JORDAN: Keep on doing YOU, and don’t try to imitate what other bloggers are doing. Every successful blogger has found success because they are truly unique and don’t try to be anyone but themselves. The problem I see with a lot of bloggers out there is they see someone else doing well and they try to emulate them (or they try to emulate several people in one). Find what makes you YOU, and go with that. The weird eccentricities of yourself that set you apart. No one else can ever be you, and sharing that with the world is what blogging is all about. THAT is what people relate to and want to be a part of!!! (And growing slowly doesn’t mean that growth isn’t happening. So do not get tripped up in the numbers. Every blog makes a difference and has readers even if that reader number is ONE PERSON… it is still making a difference)

Getting to learn from other, more experienced bloggers is something I try to do as often as I can.
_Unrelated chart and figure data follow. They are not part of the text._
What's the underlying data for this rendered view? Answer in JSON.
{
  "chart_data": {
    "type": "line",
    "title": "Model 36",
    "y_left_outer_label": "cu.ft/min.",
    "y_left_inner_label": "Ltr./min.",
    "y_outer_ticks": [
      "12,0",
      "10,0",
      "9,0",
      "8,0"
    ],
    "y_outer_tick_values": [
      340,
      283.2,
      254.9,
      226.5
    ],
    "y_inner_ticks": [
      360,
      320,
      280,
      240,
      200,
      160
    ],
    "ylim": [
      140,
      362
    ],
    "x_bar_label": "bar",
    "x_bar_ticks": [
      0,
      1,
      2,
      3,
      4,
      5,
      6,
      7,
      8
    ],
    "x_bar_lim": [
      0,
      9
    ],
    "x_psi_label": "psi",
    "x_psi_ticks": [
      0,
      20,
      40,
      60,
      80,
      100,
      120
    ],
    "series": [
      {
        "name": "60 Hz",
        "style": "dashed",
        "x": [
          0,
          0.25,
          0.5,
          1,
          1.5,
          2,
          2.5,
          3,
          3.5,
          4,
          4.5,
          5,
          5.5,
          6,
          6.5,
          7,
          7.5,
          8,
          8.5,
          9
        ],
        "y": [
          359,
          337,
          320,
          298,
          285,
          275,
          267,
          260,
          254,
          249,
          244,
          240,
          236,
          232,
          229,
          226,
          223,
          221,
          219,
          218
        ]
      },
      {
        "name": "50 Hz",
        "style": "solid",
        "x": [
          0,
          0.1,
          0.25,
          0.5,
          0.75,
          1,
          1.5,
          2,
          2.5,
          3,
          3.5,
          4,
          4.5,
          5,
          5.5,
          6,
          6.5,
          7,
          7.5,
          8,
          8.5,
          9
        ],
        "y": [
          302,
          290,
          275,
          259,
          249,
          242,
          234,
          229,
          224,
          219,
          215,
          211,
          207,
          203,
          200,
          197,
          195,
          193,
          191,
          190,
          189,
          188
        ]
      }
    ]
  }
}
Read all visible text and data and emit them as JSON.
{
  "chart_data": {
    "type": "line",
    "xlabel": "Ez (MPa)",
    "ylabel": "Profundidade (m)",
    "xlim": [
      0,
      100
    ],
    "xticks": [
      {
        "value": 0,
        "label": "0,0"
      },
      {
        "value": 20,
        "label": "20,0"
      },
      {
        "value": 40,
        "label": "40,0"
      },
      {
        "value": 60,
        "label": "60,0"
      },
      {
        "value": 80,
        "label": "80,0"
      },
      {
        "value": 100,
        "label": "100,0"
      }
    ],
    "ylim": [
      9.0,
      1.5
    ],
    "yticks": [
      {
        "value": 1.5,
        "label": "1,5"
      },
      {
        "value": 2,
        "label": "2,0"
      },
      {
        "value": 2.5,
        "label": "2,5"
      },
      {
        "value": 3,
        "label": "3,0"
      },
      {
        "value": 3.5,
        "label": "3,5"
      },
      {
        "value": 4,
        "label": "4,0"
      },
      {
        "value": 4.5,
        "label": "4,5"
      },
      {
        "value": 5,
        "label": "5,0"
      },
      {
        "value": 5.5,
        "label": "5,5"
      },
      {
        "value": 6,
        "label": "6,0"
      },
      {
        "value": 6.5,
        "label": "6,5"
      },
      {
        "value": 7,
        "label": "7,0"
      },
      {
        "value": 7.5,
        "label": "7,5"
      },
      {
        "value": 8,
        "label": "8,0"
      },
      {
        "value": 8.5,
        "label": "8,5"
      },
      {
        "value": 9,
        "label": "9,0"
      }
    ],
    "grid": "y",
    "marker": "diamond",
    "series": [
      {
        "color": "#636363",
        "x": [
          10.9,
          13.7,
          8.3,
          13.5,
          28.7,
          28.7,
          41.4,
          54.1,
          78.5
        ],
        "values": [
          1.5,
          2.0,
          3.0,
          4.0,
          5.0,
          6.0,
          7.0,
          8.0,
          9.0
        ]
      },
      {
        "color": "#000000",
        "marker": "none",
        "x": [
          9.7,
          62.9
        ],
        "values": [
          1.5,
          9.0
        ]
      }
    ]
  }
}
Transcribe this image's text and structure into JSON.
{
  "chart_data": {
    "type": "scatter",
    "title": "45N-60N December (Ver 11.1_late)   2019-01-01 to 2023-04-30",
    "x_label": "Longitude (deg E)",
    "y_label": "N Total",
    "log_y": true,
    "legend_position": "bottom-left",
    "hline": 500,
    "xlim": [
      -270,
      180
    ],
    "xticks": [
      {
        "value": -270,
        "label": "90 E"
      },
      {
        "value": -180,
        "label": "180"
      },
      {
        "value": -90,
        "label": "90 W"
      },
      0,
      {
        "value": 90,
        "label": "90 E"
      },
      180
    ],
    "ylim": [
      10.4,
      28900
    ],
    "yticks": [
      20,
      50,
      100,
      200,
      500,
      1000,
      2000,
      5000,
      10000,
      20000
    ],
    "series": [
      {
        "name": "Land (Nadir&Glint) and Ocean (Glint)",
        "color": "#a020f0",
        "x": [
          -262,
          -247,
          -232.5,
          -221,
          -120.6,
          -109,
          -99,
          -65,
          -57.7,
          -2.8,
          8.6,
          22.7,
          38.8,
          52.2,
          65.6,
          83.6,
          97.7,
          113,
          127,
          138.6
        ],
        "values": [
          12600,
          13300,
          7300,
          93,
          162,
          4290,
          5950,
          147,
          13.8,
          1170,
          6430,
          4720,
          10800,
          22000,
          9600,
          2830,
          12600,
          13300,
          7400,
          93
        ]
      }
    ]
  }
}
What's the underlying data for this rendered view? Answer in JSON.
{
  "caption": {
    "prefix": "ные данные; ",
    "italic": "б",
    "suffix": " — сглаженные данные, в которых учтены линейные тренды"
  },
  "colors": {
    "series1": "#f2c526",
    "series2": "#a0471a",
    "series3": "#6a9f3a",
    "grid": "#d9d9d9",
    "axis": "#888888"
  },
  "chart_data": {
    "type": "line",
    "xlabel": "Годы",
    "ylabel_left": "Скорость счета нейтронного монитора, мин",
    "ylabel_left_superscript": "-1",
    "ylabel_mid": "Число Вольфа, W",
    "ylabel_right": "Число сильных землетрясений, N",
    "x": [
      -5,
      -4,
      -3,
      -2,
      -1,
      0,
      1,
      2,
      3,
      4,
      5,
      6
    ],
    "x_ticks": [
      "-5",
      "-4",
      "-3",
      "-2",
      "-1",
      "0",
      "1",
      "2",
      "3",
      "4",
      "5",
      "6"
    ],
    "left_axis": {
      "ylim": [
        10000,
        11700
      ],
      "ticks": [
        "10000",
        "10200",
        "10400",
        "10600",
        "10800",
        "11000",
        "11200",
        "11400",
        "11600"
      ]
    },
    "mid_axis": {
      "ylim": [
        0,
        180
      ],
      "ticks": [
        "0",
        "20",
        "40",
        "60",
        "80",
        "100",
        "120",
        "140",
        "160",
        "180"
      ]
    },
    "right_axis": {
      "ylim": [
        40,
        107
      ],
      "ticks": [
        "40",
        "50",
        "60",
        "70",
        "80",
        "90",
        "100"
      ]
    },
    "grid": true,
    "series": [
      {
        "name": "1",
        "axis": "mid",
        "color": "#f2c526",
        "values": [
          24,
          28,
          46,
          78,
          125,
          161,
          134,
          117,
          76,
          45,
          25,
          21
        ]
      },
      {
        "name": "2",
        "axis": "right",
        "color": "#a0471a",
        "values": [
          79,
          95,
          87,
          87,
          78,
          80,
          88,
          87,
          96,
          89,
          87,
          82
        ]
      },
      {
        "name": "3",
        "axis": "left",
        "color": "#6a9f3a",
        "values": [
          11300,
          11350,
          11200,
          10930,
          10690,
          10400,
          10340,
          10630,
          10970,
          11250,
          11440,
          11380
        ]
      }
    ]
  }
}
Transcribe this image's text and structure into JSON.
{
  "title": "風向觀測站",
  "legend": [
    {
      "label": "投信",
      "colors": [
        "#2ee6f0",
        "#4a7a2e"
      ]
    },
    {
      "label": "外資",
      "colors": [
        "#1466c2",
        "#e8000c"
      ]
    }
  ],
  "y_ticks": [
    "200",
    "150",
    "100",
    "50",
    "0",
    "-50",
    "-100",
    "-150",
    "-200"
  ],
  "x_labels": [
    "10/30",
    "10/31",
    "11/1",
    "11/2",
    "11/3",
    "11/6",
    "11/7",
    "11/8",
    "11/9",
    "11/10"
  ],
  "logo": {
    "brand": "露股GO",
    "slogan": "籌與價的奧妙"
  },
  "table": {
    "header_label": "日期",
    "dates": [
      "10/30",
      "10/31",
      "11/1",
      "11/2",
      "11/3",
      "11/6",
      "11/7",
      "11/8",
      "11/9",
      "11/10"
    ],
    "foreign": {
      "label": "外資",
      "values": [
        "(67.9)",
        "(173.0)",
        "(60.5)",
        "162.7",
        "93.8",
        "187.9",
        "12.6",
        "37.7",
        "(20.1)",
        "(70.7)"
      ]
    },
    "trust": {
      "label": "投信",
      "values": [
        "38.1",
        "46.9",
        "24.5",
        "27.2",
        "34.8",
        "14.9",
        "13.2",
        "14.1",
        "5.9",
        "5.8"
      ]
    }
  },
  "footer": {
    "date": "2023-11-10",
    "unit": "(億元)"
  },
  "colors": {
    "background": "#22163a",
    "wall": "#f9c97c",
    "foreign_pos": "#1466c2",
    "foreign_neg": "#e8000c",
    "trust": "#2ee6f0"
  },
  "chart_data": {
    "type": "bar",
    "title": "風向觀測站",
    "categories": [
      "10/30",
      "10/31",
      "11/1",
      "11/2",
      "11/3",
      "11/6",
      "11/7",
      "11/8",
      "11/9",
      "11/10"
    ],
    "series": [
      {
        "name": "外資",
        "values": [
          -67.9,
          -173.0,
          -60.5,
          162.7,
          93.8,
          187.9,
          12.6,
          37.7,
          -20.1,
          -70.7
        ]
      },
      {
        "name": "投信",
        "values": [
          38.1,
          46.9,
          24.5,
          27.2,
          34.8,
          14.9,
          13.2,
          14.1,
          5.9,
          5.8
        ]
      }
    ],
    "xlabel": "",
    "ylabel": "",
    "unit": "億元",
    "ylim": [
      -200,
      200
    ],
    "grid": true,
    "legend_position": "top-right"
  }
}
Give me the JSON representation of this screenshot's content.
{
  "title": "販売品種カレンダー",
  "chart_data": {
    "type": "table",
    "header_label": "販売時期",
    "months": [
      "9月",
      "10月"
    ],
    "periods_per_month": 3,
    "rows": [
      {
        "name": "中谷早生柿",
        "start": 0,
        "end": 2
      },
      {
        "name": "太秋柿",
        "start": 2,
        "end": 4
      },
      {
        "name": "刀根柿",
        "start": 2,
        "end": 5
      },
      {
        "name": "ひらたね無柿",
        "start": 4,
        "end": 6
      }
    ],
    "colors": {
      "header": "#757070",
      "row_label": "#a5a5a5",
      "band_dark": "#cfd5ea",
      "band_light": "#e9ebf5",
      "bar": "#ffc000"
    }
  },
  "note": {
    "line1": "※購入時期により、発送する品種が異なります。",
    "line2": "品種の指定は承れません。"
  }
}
Although it’s intimidating to see their huge success, it is so eye-opening and inspiring to see how far they’ve come and to realize they too started from somewhere.

One of my favorite quotes is: “Don’t compare your chapter one to someone else’s chapter 20.” When I began blogging this was my greatest downfall. I would stare starry-eyed at blog’s like Jordan’s and wish I could fast forward to that point. All I could think about was how one day I too could hire professional photographers, blog all day long, become a rep for every wellness brand under the sun, travel to new cities just to try their food scene out, talk at conferences, etc.

I’ve realized that although it’s so important to have these things as goals, I can’t only be thinking about the end product many years down the road. Blogging is a continual journey, and as Jordan pointed out, it’s all about staying true to who I am, being genuine and embracing my uniqueness.